THE PRESIDENT'S budget contains what is called a "placeholder" for the cost of the Gulf war -- a request for funds that officials acknowledge is inexact because they can't foretell the future. In fact a larger share of the entire defense budget could be regarded as a placeholder. The war's cost is not the only great uncertainty. The technical limits and possibilities it will disclose are another. What happens next in the Soviet Union is a third.

The budget continues down the path agreed to last year of scaling back the armed forces. The planned cuts of about 25 percent over five years in broad terms are larger than some of the surrounding rhetoric, particularly about the peace dividend that never was, would suggest. It's right to cut back; the threat of a land war on short notice in Europe, which drove so much of the budget before, has been reduced toward insignificance. Other kinds of threats have become more easily imaginable.

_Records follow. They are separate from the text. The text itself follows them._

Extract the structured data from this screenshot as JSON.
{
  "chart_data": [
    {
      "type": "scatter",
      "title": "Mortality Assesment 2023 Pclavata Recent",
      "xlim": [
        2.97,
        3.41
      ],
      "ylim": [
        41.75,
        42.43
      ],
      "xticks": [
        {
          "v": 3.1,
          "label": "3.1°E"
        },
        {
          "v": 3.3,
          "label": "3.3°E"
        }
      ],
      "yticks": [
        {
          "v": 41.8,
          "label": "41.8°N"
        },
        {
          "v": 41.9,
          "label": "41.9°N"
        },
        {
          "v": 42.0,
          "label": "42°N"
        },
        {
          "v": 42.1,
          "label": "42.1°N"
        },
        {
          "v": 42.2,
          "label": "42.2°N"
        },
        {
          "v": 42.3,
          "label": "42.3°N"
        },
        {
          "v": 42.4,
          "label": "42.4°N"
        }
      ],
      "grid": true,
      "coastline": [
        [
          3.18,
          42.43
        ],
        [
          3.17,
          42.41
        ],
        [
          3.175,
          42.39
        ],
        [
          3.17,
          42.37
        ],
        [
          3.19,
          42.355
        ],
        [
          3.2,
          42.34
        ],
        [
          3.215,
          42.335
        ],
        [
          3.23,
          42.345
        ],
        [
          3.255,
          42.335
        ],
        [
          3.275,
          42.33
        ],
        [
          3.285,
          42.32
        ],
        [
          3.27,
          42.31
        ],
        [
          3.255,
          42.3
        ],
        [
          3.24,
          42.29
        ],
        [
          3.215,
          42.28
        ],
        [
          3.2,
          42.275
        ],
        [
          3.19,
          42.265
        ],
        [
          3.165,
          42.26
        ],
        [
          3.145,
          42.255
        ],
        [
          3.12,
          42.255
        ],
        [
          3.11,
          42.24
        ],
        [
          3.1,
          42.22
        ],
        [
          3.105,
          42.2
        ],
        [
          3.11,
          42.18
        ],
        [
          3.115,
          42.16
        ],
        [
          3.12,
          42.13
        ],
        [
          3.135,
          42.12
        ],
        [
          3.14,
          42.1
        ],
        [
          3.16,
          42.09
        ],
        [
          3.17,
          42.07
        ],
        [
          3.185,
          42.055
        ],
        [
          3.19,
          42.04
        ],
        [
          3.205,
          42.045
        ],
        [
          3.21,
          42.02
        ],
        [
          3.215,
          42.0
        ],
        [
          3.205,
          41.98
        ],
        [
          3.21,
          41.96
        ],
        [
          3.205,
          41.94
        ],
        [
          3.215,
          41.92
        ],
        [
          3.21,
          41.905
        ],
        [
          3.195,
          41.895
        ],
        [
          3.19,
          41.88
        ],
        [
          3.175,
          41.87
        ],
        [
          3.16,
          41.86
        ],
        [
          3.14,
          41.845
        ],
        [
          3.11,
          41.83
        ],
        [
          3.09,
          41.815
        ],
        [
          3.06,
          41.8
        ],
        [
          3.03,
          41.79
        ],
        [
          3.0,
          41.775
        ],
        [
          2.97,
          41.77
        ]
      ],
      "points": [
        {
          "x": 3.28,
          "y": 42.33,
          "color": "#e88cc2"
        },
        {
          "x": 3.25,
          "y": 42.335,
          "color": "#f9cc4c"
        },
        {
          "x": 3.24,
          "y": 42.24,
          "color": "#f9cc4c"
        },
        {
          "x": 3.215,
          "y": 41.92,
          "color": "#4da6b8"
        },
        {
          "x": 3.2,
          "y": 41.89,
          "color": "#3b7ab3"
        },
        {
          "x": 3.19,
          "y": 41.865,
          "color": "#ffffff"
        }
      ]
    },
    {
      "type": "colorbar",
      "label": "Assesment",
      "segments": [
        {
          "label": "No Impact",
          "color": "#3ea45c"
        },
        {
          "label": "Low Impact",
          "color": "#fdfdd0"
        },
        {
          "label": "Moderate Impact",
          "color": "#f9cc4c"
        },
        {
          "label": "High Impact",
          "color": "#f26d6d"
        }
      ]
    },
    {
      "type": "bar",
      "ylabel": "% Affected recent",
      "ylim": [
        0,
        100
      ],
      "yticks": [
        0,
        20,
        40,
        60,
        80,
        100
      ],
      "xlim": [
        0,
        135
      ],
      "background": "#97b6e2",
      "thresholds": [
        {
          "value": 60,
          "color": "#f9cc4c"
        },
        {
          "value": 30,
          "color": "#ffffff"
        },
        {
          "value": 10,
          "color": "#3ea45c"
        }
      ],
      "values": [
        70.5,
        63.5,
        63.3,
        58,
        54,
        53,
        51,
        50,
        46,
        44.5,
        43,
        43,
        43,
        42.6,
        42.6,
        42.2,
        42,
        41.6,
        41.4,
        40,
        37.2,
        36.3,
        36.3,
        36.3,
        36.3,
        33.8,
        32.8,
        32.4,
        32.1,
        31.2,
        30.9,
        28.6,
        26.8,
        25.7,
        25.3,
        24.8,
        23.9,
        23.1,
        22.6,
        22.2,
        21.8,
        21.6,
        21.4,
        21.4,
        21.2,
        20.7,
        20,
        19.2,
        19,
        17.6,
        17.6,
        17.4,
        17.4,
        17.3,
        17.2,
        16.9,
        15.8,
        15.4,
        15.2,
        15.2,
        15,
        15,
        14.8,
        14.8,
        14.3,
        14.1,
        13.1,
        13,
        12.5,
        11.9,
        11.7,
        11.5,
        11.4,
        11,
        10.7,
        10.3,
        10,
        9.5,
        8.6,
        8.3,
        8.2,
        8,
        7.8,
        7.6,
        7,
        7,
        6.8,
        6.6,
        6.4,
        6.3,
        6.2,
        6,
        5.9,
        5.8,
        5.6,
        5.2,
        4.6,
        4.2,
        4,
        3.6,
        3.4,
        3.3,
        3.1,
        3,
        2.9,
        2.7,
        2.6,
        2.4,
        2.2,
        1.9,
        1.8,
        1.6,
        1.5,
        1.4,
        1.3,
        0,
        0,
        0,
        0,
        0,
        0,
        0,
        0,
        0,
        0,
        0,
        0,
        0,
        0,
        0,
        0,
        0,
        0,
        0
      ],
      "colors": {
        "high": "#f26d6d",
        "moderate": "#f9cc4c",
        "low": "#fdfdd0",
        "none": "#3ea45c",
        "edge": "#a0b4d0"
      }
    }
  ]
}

The budget hedges as to the separate strategic threat the Soviet Union continues to pose in the form of intercontinental and other nuclear weapons. A lot remain, together with a question as to who, in an unruly country, will control them. The administration thus proposes to continue modernizing U.S. strategic capabilities, offensive and defensive -- building the B-2 bomber, developing the Midgetman missile, arming (but not adding to the number of) Trident submarines and investing $5 billion a year in the possibility of strategic defense. Some of this caution seems right, some open to question. In relation to the B-2 and the Strategic Defense Initiative in particular, though no one wants to lose a good technology, what is needed is clear-eyed review, not a signal of full speed ahead.

As to the war, we now know a little about which weapons work, but not yet as much as the best-case film from the briefing centers might suggest. Definitive knowledge and how to proceed on the basis of that knowledge are a good way off. You can hear all kinds of confident analyses, but too often they conflict; the war has yet to teach what future weapons we should buy. So also as to the related question of net cost. That will depend not just on the length and intensity of the war and the contributions of other coalition members, but -- in light of the build-down that is going to occur anyway -- how much and which parts of the depleted inventory it is decided to replace, and which parts will be not so much replaced as superseded.

Maybe by late summer or fall, when Congress normally passes the defense bills, the answers to some of these questions will be clear. They aren't clear now.